To see the kind of problems that may have, let's write a program:
#include <stdio.h>
int test_zero(void)
{
return 42;
}
static int test_one(char *data)
{
return printf("%s\n", data);
}
int main(void)
{
/* a is of type "pointer to function returning int
and taking unspecified number of parameters */
int (*a)();
/* b is of type "pointer to function returning int
and taking no parameters */
int (*b)(void);
/* This is OK */
a = test_zero;
printf("a: %d\n", a());
a = test_one; /* OK, since compiler doesn't check the parameters */
printf("a: %d\n", a()); /* oops, wrong number of args */
/* This is OK too */
b = test_zero;
printf("b: %d\n", b());
/* The compiler now does type checking, and sees that the
assignment is wrong, so it can warn us */
b = test_one;
printf("b: %d\n", b()); /* Wrong again */
return 0;
}
When I compile the above with gcc, it says:
warning: assignment from incompatible pointer type
for the line b = test_one;, which is good. There is no warning for the corresponding assignment to a.

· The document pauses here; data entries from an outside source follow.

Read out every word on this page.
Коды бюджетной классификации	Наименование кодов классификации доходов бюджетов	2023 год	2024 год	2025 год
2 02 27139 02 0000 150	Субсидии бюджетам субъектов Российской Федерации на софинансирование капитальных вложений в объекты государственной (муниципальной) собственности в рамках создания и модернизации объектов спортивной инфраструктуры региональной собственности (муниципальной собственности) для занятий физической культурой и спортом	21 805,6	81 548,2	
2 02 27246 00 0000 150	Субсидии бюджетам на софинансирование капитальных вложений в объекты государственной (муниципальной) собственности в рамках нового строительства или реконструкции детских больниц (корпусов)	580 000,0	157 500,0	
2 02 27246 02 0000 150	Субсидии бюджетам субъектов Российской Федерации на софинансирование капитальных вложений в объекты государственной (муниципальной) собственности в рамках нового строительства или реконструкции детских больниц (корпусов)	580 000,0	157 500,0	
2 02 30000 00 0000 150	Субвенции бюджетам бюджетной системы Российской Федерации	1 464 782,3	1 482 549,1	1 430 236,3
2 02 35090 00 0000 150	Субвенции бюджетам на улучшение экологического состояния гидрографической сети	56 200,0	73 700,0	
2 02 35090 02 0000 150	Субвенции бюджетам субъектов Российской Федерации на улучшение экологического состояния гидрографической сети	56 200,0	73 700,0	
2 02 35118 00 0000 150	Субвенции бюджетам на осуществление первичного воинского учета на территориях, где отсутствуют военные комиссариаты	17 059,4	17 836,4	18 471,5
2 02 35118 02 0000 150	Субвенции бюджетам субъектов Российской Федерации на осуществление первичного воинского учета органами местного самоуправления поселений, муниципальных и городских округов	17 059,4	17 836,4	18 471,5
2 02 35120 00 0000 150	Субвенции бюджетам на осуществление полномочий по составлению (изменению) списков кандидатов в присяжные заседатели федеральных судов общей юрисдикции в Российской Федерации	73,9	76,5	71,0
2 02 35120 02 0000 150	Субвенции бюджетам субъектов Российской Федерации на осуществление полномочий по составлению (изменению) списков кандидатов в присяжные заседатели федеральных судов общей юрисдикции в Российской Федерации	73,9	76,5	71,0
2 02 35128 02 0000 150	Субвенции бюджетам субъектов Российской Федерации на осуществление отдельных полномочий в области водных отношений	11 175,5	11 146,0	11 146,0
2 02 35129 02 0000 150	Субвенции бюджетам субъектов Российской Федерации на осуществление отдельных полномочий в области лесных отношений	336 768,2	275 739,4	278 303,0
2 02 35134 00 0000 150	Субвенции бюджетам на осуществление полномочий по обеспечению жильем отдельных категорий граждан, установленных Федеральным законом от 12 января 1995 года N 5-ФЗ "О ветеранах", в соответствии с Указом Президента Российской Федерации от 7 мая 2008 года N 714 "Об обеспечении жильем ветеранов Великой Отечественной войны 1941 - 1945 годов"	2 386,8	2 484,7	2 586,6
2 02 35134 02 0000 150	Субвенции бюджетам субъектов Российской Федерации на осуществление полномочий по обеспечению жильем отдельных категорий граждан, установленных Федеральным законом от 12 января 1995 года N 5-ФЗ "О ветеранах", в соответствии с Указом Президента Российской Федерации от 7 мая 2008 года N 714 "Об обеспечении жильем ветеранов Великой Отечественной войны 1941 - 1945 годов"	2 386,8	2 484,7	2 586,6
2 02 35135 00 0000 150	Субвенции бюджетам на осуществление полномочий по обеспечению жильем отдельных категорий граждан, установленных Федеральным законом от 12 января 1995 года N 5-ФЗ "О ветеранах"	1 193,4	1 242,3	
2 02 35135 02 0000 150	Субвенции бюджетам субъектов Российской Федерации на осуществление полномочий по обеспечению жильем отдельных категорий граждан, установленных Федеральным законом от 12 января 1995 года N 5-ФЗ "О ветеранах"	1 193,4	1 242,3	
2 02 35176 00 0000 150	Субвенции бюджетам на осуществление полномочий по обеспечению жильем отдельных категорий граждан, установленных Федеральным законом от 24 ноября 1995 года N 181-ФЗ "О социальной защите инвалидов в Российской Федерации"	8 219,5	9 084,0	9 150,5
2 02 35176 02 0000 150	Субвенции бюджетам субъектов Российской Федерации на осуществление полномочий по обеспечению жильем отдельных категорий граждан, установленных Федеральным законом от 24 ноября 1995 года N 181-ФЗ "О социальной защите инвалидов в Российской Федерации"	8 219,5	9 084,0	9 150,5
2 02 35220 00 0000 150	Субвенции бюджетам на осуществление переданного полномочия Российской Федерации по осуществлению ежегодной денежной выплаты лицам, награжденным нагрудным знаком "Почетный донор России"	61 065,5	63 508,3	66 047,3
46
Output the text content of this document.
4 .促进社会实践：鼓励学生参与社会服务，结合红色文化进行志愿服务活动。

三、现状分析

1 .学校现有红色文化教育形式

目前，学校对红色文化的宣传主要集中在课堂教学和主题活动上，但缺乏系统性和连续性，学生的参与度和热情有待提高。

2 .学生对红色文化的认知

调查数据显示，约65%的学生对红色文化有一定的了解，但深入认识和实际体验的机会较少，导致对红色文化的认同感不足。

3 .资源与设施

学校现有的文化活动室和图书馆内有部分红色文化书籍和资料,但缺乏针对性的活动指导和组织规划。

So, you should declare your functions as:
bool A(void);
bool B(void);
bool C(void);
And then the variable to hold the function should be declared as:
bool (*choice)(void);
bool (*fptr)();
int main(void)
{
...
...
printf("Enter your choice");
scanf("%d",&a);
switch(a)
{
case 0:
fptr = A;
break;
case 1:
fptr = B;
break;
case 2:
fptr = C;
break;
case 3:
break;
}
(*fptr)();
return 0;
}
Your choice is stored in a. Then accordingly, functions are assigned in the function pointer. Finally, depending on your choice, the very same function is called to return the desired result.
The best way to read that is the clockwise/spiral rule by David Anderson.
Calling a function through a function pointer
float add(int, float), result;
int main()
{
float (*fp)(int, float);
float result;
fp = add;
result = add(5, 10.9); // Normal calling
printf("%f\n\n", result);
result = (*fp)(5, 10.9); // Calling via a function pointer
printf("%f\n\n", result);
result = (fp)(5, 10.9); // Calling via function pointer. The
// indirection operator can be omitted
printf("%f", result);
getch();
}
float add(int a, float b)
{
return a+b;
}
>
Output
15.90000
15.90000
15.90000
You declare a function pointer variable for the given signature of your functions like this:
bool (* fnptr)();
you can assign it one of your functions:
fnptr = A;
and you can call it:
bool result = fnptr();
You might consider using typedefs to define a type for every distinct function signature you need. This will make the code easier to read and to maintain. i.e. for the signature of functions returning bool with no arguments this could be:
typdef bool (* BoolFn)();
and then you can use like this to declare the function pointer variable for this type:
BoolFn fnptr;
Slightly different approach:
bool A() {...}
bool B() {...}
bool C() {...}
int main(void)
{
/**
* Declare an array of pointers to functions returning bool
* and initialize with A, B, and C
*/
bool (*farr[])() = {A, B, C};
...
/**
* Call A, B, or C based on the value of i
* (assumes i is in range of array)
*/
if (farr[i]()) // or (*farr[i])()
{
...
}
...
}
If you need help with complex definitions, like
double (*(*pf)())[3][4];
take a look at my right-left rule here.
//Declare the pointer and asign it to the function
bool (*pFunc)() = A;
//Call the function A
pFunc();
//Call function B
pFunc = B;
pFunc();
//Call function C
pFunc = C;
pFunc();
I usually use typedef to do it, but it may be overkill, if you do not have to use the function pointer too often..
//assuming bool is available (where I come from it is an enum)
typedef bool (*pmyfun_t)();
pmyfun_t pMyFun;
pMyFun=A; //pMyFun=&A is actually same
pMyFun();
This has been more than adequately answered, but you may find this useful: The Function Pointer Tutorials. It is a truly comprehensive treatment of the subject in five chapters!